Its rapid growth was due to its location at the other end of London Bridge – the only bridge over the Thames for centuries. It remained the only part of the south side to be settled right up until the mid-1700s.
Travellers would all have to enter the City through the long roads leading up from Kent, and it became a lodestone for inns, taverns and every other noisy pursuit. Its location outside the City walls gave it a modicum of independence so brothels, bear-baiting pits and theatres all congregated to service the sinful locals.
Some of these inns later gained a national fame, like the popular White Hart in Shakespeare’s Henry VI. This was also mentioned in Charles Dickens’ The Pickwick Papers. Another favourite pub was The Tabard, where Chaucer sent his twenty-nine pilgrims in The Canterbury Tales. The only old inn to survive to this day is the George Inn, built in 1677.
Southwark eventually merged into the rest of central London when Westminster Bridge was built in 1750. This was quickly followed by Blackfriars Bridge in 1769, and buildings spread out along Bankside and Borough.

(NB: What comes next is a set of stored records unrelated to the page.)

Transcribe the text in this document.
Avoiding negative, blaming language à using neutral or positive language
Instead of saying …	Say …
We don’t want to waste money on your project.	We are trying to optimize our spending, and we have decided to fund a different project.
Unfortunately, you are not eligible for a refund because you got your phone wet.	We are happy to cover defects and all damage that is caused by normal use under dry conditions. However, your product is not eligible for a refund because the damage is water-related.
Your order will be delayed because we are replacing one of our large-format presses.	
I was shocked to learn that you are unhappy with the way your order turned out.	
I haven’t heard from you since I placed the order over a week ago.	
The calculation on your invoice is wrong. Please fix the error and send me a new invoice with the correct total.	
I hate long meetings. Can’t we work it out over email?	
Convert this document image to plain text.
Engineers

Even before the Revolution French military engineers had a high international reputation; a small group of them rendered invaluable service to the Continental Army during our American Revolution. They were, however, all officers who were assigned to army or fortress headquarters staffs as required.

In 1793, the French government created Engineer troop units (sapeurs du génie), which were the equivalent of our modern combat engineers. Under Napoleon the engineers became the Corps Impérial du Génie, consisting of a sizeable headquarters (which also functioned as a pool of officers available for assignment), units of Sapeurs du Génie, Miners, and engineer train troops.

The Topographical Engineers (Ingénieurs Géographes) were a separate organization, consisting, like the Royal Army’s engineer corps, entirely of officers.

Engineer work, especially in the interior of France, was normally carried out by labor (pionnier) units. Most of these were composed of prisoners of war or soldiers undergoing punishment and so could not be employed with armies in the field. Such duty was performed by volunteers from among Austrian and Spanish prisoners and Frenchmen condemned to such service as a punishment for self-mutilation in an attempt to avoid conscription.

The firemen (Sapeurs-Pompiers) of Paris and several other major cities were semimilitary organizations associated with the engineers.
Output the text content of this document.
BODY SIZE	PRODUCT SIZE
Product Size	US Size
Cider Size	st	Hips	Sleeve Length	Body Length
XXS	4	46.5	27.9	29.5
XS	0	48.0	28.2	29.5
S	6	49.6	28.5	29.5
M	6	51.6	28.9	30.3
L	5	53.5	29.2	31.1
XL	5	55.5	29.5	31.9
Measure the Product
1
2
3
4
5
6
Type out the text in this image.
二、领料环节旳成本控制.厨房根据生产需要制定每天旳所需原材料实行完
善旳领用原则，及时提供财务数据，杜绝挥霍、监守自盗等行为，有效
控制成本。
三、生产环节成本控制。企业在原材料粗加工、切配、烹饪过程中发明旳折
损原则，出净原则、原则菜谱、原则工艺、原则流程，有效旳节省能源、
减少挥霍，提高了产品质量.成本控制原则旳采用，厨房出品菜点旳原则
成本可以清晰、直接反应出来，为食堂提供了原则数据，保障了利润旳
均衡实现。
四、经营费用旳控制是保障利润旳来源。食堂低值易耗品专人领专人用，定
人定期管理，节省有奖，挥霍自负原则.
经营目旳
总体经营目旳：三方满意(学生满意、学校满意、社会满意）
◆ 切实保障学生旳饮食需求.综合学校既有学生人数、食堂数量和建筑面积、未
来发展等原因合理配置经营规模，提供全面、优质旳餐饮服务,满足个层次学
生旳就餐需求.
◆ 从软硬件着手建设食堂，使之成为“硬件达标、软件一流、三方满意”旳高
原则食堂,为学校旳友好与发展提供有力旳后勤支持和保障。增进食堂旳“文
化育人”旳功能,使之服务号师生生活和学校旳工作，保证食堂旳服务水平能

Southwark Cathedral dates back to the 9th-century AD, when the Bishop of Winchester erected a church on the site. That burnt down in a blaze, and was rebuilt by Augustinian monks in 1106. That lasted for another hundred years, before succumbing to more flames. The building that we see today is late 14th-century.
Its relatively small stature (for a cathedral) resides in its original role as a parish church – it only gained cathedral status in 1905.